Helena giggled and blushed. ‘She thinks she’s in love with the Count of Kurateni,’ Maria whispered.

‘Oh, Voltar…’ Frances sighed gustily, ducking as a balled-up skein of sewing silk flew at her.

‘He seems to be very handsome and charming,’ Alessa said diplomatically. ‘Have you known him long?’

‘Only from a distance.’ From Helena’s gusty sigh, Alessa rather gathered that this had lent enchantment to her infatuation. ‘He visits Uncle Thomas on business sometimes.’

‘I think he is a pirate—what do you think, Alexandra? Have you met him before?’

‘No, never, but anyone living in Corfu Town would know him by sight—he is a great trader and his ships are often in the port. What about you, Maria? Do you have a beau?’ For some reason this reduced Miss Trevick to silent confusion.

‘She is in love with someone, but we don’t know who, she won’t tell, the sly thing,’ Frances announced.

‘Well, at least I am not throwing out lures to the Earl,’ Maria retorted.

‘More fool you,’ Frances said pertly. ‘I think he is gorgeous. What do you think, Alexandra?’

‘Very handsome,’ Alessa pronounced judiciously, ‘but very arrogant too, don’t you think? He looks it anyway. And he expects to get his own way in everything, I have no doubt.’

‘So hard to please!’ A masculine voice behind her made her jump and reduced the other three, all sitting with their heads close together, to blushing confusion. ‘Who is this handsome man you are so critical of, Miss Meredith? Does he know your harsh opinion? The poor creature must be desolated, all hope lost, if he does.’

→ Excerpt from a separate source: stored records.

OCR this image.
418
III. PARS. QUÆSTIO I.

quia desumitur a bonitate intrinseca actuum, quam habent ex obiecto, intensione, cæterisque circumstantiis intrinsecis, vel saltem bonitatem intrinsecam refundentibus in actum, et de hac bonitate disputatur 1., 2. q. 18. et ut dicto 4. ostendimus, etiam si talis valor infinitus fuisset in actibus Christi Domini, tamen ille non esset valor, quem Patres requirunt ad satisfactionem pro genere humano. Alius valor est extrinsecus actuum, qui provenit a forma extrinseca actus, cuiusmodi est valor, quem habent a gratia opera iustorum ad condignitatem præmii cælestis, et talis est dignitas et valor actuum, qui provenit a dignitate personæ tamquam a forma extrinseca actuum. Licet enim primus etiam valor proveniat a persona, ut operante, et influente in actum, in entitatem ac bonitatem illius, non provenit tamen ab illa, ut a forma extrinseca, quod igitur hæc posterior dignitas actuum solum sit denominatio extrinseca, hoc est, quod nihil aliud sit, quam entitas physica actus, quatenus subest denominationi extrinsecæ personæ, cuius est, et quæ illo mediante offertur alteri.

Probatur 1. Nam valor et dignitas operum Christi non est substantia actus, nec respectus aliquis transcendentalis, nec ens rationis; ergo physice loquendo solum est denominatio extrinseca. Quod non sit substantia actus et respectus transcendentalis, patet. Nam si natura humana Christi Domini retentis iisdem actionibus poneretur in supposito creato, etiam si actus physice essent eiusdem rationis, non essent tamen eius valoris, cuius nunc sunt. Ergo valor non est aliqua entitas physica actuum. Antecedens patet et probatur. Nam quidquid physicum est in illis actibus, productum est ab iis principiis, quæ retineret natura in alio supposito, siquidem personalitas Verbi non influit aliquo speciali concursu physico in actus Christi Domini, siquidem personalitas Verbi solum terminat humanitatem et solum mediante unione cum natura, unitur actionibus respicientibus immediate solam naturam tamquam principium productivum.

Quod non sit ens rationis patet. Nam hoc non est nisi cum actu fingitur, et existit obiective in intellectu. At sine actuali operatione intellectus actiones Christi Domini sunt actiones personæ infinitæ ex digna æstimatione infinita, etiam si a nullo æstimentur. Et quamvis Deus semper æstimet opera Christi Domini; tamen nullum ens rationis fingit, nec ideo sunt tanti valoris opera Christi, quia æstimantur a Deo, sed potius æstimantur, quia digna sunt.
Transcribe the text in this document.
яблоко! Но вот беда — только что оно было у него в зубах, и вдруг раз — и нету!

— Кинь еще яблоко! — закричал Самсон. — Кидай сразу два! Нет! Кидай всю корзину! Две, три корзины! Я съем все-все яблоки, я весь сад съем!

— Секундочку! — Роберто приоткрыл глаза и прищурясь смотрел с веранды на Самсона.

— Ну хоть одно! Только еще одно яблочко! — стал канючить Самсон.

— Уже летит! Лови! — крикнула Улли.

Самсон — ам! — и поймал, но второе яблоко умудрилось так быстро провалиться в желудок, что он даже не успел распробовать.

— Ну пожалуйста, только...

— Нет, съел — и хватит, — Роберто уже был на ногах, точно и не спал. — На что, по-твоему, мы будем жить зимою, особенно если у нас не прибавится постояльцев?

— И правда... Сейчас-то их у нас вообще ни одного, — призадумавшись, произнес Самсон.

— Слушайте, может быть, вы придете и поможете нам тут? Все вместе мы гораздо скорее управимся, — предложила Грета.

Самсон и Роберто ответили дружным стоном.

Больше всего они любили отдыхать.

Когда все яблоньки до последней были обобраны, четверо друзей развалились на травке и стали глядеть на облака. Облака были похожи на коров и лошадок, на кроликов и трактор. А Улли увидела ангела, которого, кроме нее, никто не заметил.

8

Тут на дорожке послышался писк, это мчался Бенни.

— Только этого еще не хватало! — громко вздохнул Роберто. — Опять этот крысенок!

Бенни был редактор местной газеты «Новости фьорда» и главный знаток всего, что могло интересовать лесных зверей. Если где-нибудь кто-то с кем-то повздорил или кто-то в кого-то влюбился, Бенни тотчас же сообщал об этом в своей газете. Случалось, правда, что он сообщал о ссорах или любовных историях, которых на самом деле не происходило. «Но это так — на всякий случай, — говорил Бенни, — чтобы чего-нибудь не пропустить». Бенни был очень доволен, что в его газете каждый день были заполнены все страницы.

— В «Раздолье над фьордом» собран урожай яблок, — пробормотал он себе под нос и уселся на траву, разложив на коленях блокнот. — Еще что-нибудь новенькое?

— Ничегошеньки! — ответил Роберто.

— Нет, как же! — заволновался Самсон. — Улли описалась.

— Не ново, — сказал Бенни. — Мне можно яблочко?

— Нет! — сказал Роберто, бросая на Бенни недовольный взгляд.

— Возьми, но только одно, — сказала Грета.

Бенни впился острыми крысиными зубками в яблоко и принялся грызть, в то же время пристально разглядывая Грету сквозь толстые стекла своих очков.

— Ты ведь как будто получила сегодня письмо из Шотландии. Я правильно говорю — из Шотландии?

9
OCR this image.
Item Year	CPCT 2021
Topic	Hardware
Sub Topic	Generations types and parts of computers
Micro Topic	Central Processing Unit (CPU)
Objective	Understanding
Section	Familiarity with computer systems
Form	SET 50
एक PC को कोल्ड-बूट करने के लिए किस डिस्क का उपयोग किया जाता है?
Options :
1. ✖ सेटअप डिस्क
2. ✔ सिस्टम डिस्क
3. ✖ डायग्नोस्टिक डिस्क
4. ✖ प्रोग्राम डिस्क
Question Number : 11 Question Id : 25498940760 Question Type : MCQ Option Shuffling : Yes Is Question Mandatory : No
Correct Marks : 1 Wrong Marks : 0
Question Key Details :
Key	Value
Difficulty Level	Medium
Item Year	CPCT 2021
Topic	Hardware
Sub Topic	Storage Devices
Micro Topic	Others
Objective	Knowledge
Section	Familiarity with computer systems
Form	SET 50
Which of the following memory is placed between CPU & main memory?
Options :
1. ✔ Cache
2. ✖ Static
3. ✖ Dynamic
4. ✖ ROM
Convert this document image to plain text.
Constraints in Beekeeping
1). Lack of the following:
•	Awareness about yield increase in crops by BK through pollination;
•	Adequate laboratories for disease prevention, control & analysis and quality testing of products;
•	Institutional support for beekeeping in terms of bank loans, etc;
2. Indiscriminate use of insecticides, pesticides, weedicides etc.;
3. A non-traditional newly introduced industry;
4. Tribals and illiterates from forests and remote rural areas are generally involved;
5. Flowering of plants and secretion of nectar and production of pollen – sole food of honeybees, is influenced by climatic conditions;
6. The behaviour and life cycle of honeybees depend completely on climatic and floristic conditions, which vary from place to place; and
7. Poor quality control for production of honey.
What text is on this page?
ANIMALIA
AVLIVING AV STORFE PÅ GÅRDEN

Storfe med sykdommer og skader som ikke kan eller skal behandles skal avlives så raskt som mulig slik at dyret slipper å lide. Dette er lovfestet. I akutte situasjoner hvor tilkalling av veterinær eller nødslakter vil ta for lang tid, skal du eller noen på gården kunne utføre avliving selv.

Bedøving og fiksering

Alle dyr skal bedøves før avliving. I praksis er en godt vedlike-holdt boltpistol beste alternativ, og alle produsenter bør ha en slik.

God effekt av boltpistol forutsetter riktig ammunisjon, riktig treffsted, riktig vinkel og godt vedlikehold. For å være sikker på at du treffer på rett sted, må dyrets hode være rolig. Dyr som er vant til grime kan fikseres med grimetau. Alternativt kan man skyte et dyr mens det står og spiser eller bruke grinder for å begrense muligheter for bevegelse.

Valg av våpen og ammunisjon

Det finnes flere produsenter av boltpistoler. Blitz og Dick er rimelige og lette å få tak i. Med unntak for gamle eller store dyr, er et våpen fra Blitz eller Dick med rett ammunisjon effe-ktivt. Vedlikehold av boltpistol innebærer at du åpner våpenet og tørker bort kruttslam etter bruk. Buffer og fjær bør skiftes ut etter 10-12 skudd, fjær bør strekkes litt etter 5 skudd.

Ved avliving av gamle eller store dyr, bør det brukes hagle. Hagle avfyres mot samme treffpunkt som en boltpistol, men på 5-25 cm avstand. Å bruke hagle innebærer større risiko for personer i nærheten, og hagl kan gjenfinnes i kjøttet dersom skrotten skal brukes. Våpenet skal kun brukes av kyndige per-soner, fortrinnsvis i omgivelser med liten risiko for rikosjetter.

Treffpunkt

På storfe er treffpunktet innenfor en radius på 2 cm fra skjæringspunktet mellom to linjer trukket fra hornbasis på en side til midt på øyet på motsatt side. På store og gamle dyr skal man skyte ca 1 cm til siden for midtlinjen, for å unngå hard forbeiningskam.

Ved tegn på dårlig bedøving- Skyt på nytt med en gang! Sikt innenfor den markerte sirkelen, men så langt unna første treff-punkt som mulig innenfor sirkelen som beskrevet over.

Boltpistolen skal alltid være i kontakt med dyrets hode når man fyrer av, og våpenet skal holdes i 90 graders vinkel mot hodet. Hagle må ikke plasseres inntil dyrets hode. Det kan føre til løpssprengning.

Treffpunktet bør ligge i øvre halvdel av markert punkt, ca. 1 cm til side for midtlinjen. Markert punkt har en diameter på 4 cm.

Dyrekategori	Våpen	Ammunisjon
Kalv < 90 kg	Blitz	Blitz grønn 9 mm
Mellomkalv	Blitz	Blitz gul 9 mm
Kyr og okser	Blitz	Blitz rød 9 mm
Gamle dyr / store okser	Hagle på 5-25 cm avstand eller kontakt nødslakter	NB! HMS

‘You are dreadful, Count.’ Helena gazed at him wide-eyed. ‘Don’t you think he is dreadful, Lord Blakeney?’

‘I am sure of it.’ Chance strolled in and, catching one of the remaining chairs set at the table, spun it round and straddled it, his chin on his clasped hands resting on the back. His eyes roamed round the four flushed faces before him. ‘What has my friend Zagrede done to offend you ladies this morning?’

‘Miss Meredith was expressing the harshest opinion of some poor, weak man and I came to his defence, that is all. So fair, and yet so cruel.’ The Count dropped one lid in a slow wink that sent Helena into stifled laughter.

‘Who is this unsatisfactory creature?’ Chance’s brown eyes studied Alessa, leaving her in no doubt he knew perfectly well who she had been criticising. She returned his stare, as coolly as he sent it.

‘I dare not say, and if I did, the poor thing would not recognise himself, such is his self-assurance. I might even say, smug arrogance.’

‘You have a low opinion of my whole sex, I dare say.’

‘I have had the opportunity to observe feckless husbands and idle sons, although most of my fellow islanders work very hard and are devout, good men. Of male English aristocrats my experience has not been, shall we say, encouraging.’

The others had fallen silent, puzzling over this sparring match, although Alessa was hardly aware of their presence—Chance’s brown eyes seemed to fill her sight.